‘We’re going to be back’: What to expect as Sydney’s housing market returns to normal next month

In a city that has seen its share of housing price increases, the rebound of the property market in Sydney is unlikely to last long.

Photo: APThe latest figures from the Australian Bureau of Statistics show that Sydney has seen a total of 2.7 million new housing starts over the past 12 months, the most in a decade.

That has left the market with more than 20 per cent fewer homes to sell.

It is an improvement on the pace of house sales that were up by a total 13 per cent last year and the most since at least 2010.

But Sydney is still not as full of new homes as it once was.

The latest numbers, which were published on Wednesday, showed that the number of homes available for sale fell by 2.1 per cent to 2.9 million in the December quarter.

The rate of decline is still below the 6.4 per cent average annual growth in new home sales that has marked Sydney’s market since 2010.

The trend has continued in the March quarter, when the rate of new home starts was down 0.5 per cent.

The average annual gain in new homes in the third quarter of this year was 0.6 per cent, according to data from Domain Group.

The quarterly average gain in the second quarter was 1.9 per cent and in the first quarter was 0:0.

Even if the rate falls below the six per cent rate of growth seen in the past three years, the market is still expected to hold onto its current level of supply of 873,000 dwellings, according the Sydney-based Real Estate Institute of NSW.

The market will still be able to support housing supply in the short-term, but it is unlikely that this will last for long.

“This is a very challenging period for the market,” said Chris Giesbrecht, the managing director of RPIC’s Sydney office.

“We are in uncharted territory in terms of the pace at which the market can respond to supply shocks and demand shocks.”

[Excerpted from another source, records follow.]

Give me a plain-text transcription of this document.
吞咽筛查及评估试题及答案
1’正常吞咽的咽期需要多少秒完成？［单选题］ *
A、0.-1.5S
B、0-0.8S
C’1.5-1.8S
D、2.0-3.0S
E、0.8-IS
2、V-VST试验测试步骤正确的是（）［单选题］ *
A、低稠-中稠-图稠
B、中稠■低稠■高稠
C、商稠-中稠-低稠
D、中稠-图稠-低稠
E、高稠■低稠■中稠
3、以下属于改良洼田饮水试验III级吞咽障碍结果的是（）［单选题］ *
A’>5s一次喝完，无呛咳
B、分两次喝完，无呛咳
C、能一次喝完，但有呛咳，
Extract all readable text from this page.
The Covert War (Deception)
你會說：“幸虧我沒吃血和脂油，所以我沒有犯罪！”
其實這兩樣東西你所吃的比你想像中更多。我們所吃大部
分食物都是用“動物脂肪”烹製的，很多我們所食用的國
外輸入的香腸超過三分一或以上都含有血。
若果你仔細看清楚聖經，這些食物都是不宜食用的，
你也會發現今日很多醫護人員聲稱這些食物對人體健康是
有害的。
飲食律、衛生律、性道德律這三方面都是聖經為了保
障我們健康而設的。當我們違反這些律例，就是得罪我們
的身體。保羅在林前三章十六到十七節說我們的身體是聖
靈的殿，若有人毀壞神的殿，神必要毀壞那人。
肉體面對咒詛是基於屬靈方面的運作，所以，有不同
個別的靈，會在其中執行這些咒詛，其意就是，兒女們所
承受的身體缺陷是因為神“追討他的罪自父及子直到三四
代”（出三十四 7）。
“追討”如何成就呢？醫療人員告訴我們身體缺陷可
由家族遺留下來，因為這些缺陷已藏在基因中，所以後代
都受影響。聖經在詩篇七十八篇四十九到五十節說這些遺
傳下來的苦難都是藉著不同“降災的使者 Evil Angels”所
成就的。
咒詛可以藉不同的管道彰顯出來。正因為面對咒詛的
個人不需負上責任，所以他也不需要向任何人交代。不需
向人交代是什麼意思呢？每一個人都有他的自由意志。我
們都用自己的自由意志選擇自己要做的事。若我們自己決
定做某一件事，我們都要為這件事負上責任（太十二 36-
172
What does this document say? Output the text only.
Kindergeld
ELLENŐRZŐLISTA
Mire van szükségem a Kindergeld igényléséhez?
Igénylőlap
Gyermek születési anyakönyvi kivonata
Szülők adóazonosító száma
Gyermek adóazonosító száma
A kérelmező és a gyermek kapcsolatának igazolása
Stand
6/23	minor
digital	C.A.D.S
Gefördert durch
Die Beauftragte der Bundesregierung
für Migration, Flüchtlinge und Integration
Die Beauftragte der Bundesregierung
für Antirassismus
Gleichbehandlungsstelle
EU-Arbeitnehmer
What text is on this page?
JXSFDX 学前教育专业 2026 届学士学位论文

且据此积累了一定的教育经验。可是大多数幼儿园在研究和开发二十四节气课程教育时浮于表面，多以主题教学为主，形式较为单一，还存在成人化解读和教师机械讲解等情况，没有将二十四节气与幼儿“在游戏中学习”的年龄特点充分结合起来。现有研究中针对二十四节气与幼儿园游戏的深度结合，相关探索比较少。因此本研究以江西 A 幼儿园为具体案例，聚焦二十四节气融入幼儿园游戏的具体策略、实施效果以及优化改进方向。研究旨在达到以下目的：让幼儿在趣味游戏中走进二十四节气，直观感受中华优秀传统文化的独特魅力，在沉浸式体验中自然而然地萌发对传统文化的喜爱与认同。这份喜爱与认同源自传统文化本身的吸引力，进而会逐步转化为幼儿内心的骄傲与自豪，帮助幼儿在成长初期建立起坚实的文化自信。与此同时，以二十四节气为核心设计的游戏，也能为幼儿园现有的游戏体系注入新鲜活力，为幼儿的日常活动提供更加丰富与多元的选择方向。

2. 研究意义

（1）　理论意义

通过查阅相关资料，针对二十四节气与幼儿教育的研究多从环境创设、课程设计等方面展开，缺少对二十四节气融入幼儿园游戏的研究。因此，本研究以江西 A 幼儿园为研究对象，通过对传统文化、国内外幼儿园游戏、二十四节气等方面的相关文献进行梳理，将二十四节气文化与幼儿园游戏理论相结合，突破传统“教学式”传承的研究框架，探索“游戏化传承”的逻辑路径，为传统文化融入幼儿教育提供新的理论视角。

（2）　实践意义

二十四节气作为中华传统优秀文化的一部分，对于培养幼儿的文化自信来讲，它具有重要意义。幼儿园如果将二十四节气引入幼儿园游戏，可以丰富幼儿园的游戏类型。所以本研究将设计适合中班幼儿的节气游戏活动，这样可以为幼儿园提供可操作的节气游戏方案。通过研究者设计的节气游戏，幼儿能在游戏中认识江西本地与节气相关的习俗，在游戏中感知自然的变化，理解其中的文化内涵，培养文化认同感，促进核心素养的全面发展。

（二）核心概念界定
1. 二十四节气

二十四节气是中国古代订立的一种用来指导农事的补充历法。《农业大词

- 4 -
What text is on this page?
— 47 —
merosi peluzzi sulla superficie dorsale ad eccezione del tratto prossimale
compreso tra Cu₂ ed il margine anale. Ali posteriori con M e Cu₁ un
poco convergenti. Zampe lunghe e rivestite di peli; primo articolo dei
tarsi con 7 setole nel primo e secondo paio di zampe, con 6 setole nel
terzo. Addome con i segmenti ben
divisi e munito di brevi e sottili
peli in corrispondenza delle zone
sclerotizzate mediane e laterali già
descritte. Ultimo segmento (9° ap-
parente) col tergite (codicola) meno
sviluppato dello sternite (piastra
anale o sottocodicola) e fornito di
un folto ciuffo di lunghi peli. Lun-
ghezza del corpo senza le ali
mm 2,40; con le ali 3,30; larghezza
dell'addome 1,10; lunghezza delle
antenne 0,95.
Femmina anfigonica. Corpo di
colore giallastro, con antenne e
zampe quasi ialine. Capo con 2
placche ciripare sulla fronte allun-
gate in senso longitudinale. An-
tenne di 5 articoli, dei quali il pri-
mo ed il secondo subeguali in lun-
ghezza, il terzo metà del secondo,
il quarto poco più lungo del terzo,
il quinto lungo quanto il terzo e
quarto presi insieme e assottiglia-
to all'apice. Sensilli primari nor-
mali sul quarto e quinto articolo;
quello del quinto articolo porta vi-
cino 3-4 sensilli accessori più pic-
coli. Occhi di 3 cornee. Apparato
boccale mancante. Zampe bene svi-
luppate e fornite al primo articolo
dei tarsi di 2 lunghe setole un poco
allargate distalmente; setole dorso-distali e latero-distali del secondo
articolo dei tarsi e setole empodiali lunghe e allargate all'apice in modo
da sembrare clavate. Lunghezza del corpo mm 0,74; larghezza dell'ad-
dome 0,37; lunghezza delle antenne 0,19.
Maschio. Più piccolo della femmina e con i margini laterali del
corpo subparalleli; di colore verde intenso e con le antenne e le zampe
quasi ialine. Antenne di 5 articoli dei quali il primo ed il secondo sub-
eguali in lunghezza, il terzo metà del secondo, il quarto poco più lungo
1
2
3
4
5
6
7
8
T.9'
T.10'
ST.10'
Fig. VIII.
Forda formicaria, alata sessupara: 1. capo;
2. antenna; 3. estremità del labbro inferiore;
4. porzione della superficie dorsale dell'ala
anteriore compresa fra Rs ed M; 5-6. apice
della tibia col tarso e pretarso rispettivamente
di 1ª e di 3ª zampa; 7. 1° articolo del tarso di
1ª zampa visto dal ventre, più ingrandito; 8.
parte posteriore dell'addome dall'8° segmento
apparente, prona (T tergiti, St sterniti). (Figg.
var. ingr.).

“In terms of housing supply, it is still very early days, and we are going to see a lot of uncertainty in the market going forward.”

But while the market may remain cautious, the return of some normalcy is likely to have an impact on the cost of housing.

While house prices are rising faster than wages, there is also some evidence that people are using more of their savings to buy a home, with some economists estimating that it will take up to three years for the cost to return to normal.

The data also shows that in the year to March, the average annual income for households was $3,927, compared to $2,717 in the same period in 2016.

This is higher than the average income for the whole of Australia, but still below those of the developed world, where incomes tend to be higher.

“In general, people are spending a greater proportion of their income on housing, which is really pushing up the costs of housing,” Mr Giesbrot said.

What you need to know about Sydney’s booming housing market: “The average monthly house payment for a household in the state of NSW is $1,200, which means that a typical Australian household spends $6,000 on housing.”

“The Australian average annual house price is $2.8 million, which equates to an annual income of $4,200.”